Entre tanto, se ha acordado de una compañera que este curso ya no está en el colegio y la ha incorporado. Hace seis meses que no se ven pero continúan naturalmente una conversación que pareciera que hubieran tenido ayer. Como solo caben cuatro, deciden jugarse a piedra, papel o tijera quién se va para que entre otro. Me parece que, en el proceso, hay alguien que sale tristemente herido. Entra una, sale otra, salen dos, entran otras dos y así durante una hora. No hablan nada de las circunstancias excepcionales que nos mantienen en nuestras casas. Como decía, normalidad absoluta. La única alusión que escucho es cuando Eleonor les dice: “chicas, ¿sabéis cuál es mi mascarilla? Es genial, es la mejor del mundo”. Y se coloca su mascarilla tope kawaii, de tela y con una lengua que asoma, la cual le compramos en una Japan Weekend hace tres años y la verdad es que nunca hemos sabido darle uso. Ni para un cosplay nos había valido.

En este baile de apariciones y desapariciones vertiginosas, deciden llamar a otra amiga, cuyos padres están separados. Dice Eleonor: “¿con quién estará? ¡A ver si acertamos a la primera!”. Salgo corriendo al salón, derrapando, pero llego demasiado tarde.

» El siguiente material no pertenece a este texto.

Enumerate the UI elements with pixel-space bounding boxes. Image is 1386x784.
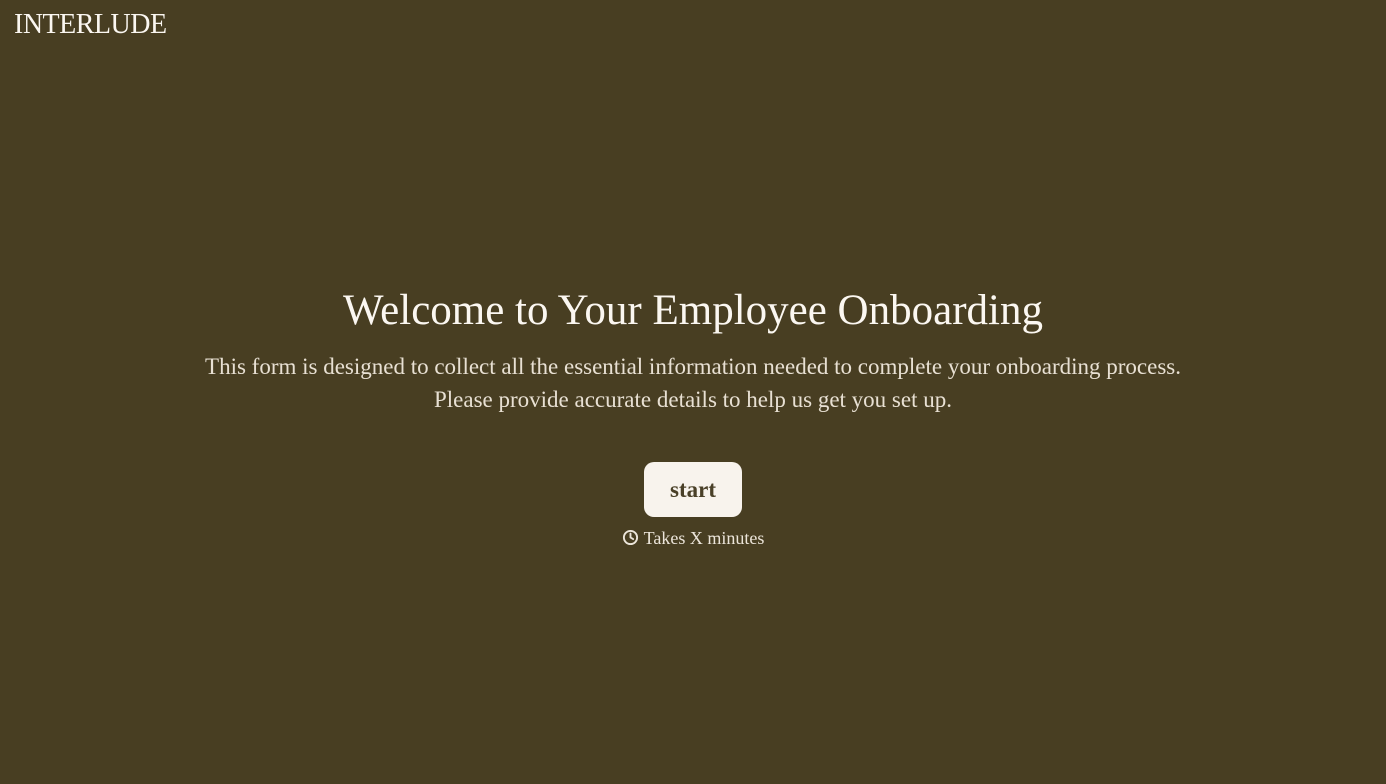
duration-label: Takes X minutes: [643, 528, 765, 548]
brand-logo: INTERLUDE: [14, 9, 167, 40]
page-description: This form is designed to collect all the…: [205, 354, 1181, 412]
duration-estimate: Takes X minutes: [0, 526, 1386, 550]
welcome-screen: Welcome to Your Employee Onboarding This…: [0, 282, 1386, 550]
clock-icon: [622, 528, 639, 545]
page-title: Welcome to Your Employee Onboarding: [343, 287, 1043, 334]
start-button[interactable]: start: [644, 462, 742, 517]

Además de con el móvil, también tenemos conversaciones más en 3D. Concretamente de balcón a balcón. Con mi vecina M. nos pusimos hace unas noches al día de sus estudios y mis trabajos. Mi vecino J., que es ginecólogo, nos contó los temores de sus pacientes, sus propios miedos y cómo se encuentran compañeros suyos del hospital: uno de ellos ha pasado por una cama con respiración asistida, contagiado de coronavirus. Con mis vecinos B. y J. hemos echado unos bailes con sus bebés, mientras a las ocho de la noche (cada día menos oscura) sonaba desde el otro lado de nuestro pasaje vecinal, I Will Survive de Gloria Gaynor. Eleonor tuvo entonces una idea maravillosa: sacó al balcón una lámpara (que precisamente le había regalado su amiga L.) que gira y emite luces como si fuera una bola disco, y el pasaje se iluminó con colorines en la noche prácticamente caída, lo que fue celebrado con una segunda tanda de aplausos.

Pero hay más historias de amistad que me emocionan. Otra amiga de Eleonor, M., ha hecho una amistad denominada “amigo de aplausos”: un niño que no conoce pero al que ve todos los días a los ocho, en un balcón al otro lado de su calle. Y también amistades que se fortalecen, que no aflojan, como las vecinas de mi amiga R., “que se visitan”. Es decir, una vez al día una sube al piso de la otra, toca el timbre y conversan unos minutos, en el descansillo, a tres metros la una de la otra.

Recordaréis que no me atreví a decirle a Eleonor que el estado de alarma se prolongaba hasta el 12 de abril. No tuve que hacerlo: lo escuchó en la tele. ¿Y sabéis qué hizo? Vino corriendo a darme la noticia, contentísima. Mientras sigamos teniendo videollamadas de WhatsApp, aunque solo admitan cuatro, todo va a ir bien.

Estamos a punto de superar el medio millón de personas infectadas por COVID-19 en el mundo: 64.059, en España; 277.297 en Europa y 465.915 a nivel global.